Catégorie : Romance, humour, instants de vie / Temps de lecture : 8 min

Jamais je n’aurais imaginé faire quelque chose d’aussi idiot. Bon, avouons-le j’étais un peu la spécialiste. J’agissais avant de réfléchir plutôt que l’inverse. Cela avait donné lieu à quelques situations incongrues, mais peu importe. J’amusais la galerie, je me moquais de la vie comme de moi-même et j’avançais comme ça, sans me soucier du lendemain et sans regret. Le fait d’avoir eu trente ans récemment n’arrangeait pas les choses. J’avais l’impression que le temps filait à une vitesse incroyable et que je ne pourrais jamais faire tout ce que je voulais de mon existence. Mais tout c’était quoi ? Écrire un livre, courir un marathon, arriver à faire des macarons… Dans cette liste non exhaustive que je prenais plaisir à mettre à jour régulièrement (j’adore les listes !), il y avait des trucs plus faciles à réaliser que d’autres et surtout il y avait la tête de liste trônant là depuis des années : trouver l’homme de ma vie et réussir à le garder. Celle-là me donnait du fil à retordre.
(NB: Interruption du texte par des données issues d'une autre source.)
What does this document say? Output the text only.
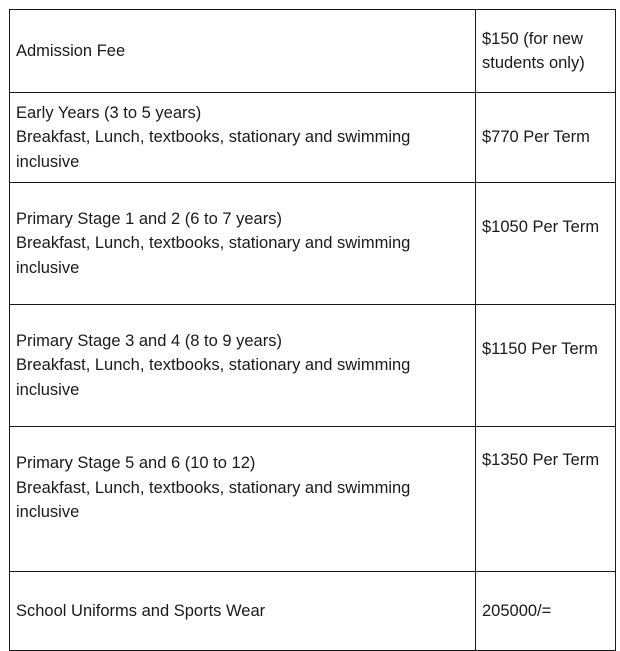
Admission Fee	$150 (for new students only)

Early Years (3 to 5 years)
Breakfast, Lunch, textbooks, stationary and swimming inclusive	$770 Per Term

Primary Stage 1 and 2 (6 to 7 years)
Breakfast, Lunch, textbooks, stationary and swimming inclusive	$1050 Per Term

Primary Stage 3 and 4 (8 to 9 years)
Breakfast, Lunch, textbooks, stationary and swimming inclusive	$1150 Per Term

Primary Stage 5 and 6 (10 to 12)
Breakfast, Lunch, textbooks, stationary and swimming inclusive	$1350 Per Term

School Uniforms and Sports Wear	205000/=
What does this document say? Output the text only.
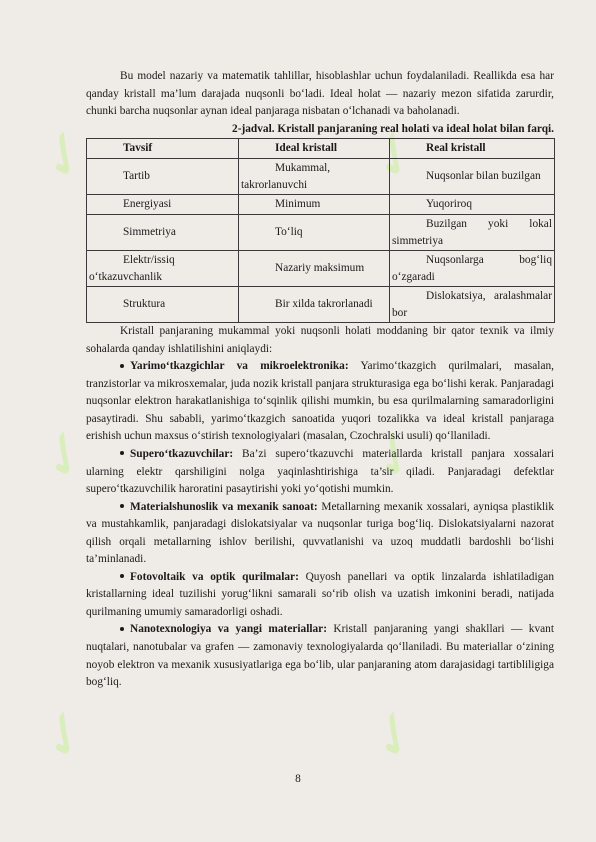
✓	✓
✓	✓
✓	✓

Bu model nazariy va matematik tahlillar, hisoblashlar uchun foydalaniladi. Reallikda esa har qanday kristall ma’lum darajada nuqsonli bo‘ladi. Ideal holat — nazariy mezon sifatida zarurdir, chunki barcha nuqsonlar aynan ideal panjaraga nisbatan o‘lchanadi va baholanadi.

2-jadval. Kristall panjaraning real holati va ideal holat bilan farqi.

Tavsif	Ideal kristall	Real kristall
Tartib	Mukammal, takrorlanuvchi	Nuqsonlar bilan buzilgan
Energiyasi	Minimum	Yuqoriroq
Simmetriya	To‘liq	Buzilgan yoki lokal simmetriya
Elektr/issiq o‘tkazuvchanlik	Nazariy maksimum	Nuqsonlarga bog‘liq o‘zgaradi
Struktura	Bir xilda takrorlanadi	Dislokatsiya, aralashmalar bor

Kristall panjaraning mukammal yoki nuqsonli holati moddaning bir qator texnik va ilmiy sohalarda qanday ishlatilishini aniqlaydi:

Yarimo‘tkazgichlar va mikroelektronika: Yarimo‘tkazgich qurilmalari, masalan, tranzistorlar va mikrosxemalar, juda nozik kristall panjara strukturasiga ega bo‘lishi kerak. Panjaradagi nuqsonlar elektron harakatlanishiga to‘sqinlik qilishi mumkin, bu esa qurilmalarning samaradorligini pasaytiradi. Shu sababli, yarimo‘tkazgich sanoatida yuqori tozalikka va ideal kristall panjaraga erishish uchun maxsus o‘stirish texnologiyalari (masalan, Czochralski usuli) qo‘llaniladi.

Supero‘tkazuvchilar: Ba’zi supero‘tkazuvchi materiallarda kristall panjara xossalari ularning elektr qarshiligini nolga yaqinlashtirishiga ta’sir qiladi. Panjaradagi defektlar supero‘tkazuvchilik haroratini pasaytirishi yoki yo‘qotishi mumkin.

Materialshunoslik va mexanik sanoat: Metallarning mexanik xossalari, ayniqsa plastiklik va mustahkamlik, panjaradagi dislokatsiyalar va nuqsonlar turiga bog‘liq. Dislokatsiyalarni nazorat qilish orqali metallarning ishlov berilishi, quvvatlanishi va uzoq muddatli bardoshli bo‘lishi ta’minlanadi.

Fotovoltaik va optik qurilmalar: Quyosh panellari va optik linzalarda ishlatiladigan kristallarning ideal tuzilishi yorug‘likni samarali so‘rib olish va uzatish imkonini beradi, natijada qurilmaning umumiy samaradorligi oshadi.

Nanotexnologiya va yangi materiallar: Kristall panjaraning yangi shakllari — kvant nuqtalari, nanotubalar va grafen — zamonaviy texnologiyalarda qo‘llaniladi. Bu materiallar o‘zining noyob elektron va mexanik xususiyatlariga ega bo‘lib, ular panjaraning atom darajasidagi tartibliligiga bog‘liq.

8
Avec ma bonne humeur quasi permanente (en tout cas en apparence) j’étais devenue la fille toujours de bon conseil, prête à rendre service. Pas forcement très jolie mais pas un thon non plus, bref, la bonne copine que tout le monde apprécie. Mais moi, au fil des années, j’avais surtout l’impression d’être celle qui, sous couvert d’éternel optimisme, avait raté sa vie. Pas de maison à la campagne, pas de mari, pas d’enfant, un job hummm un job…

J’avais rencontré David à la soirée d’anniversaire de Claire. Il était pas du tout le genre de mec accessible pour moi. Il avait vingt-huit ans, il était généraliste. J’avais fini par m’asseoir sur le rebord du canapé, mon verre à la main, essayant désespérément de suivre la conversation que me tenait Laëtitia. Laëtitia, je ne sais pas qui c’est exactement, juste que c’est une pote infirmière de mon hôtesse et qu’elle ne me lâche pas la grappe depuis un quart d’heure. Alors je donne le change. On est vendredi, j’ai terminé le boulot plus tard que d’habitude et je suis rentrée chez moi pour me préparer en vitesse. Je suis exténuée par une semaine difficile, mais je dois venir. Pas pour moi, non. Mais pour elle, ma meilleure amie. Elle a trente-et-un ans aujourd’hui même et elle est sur un nuage, enceinte jusqu’au fond des yeux. Aussi resplendissante que mon existence ne me semble vide. Jusqu’à ce que je le voie.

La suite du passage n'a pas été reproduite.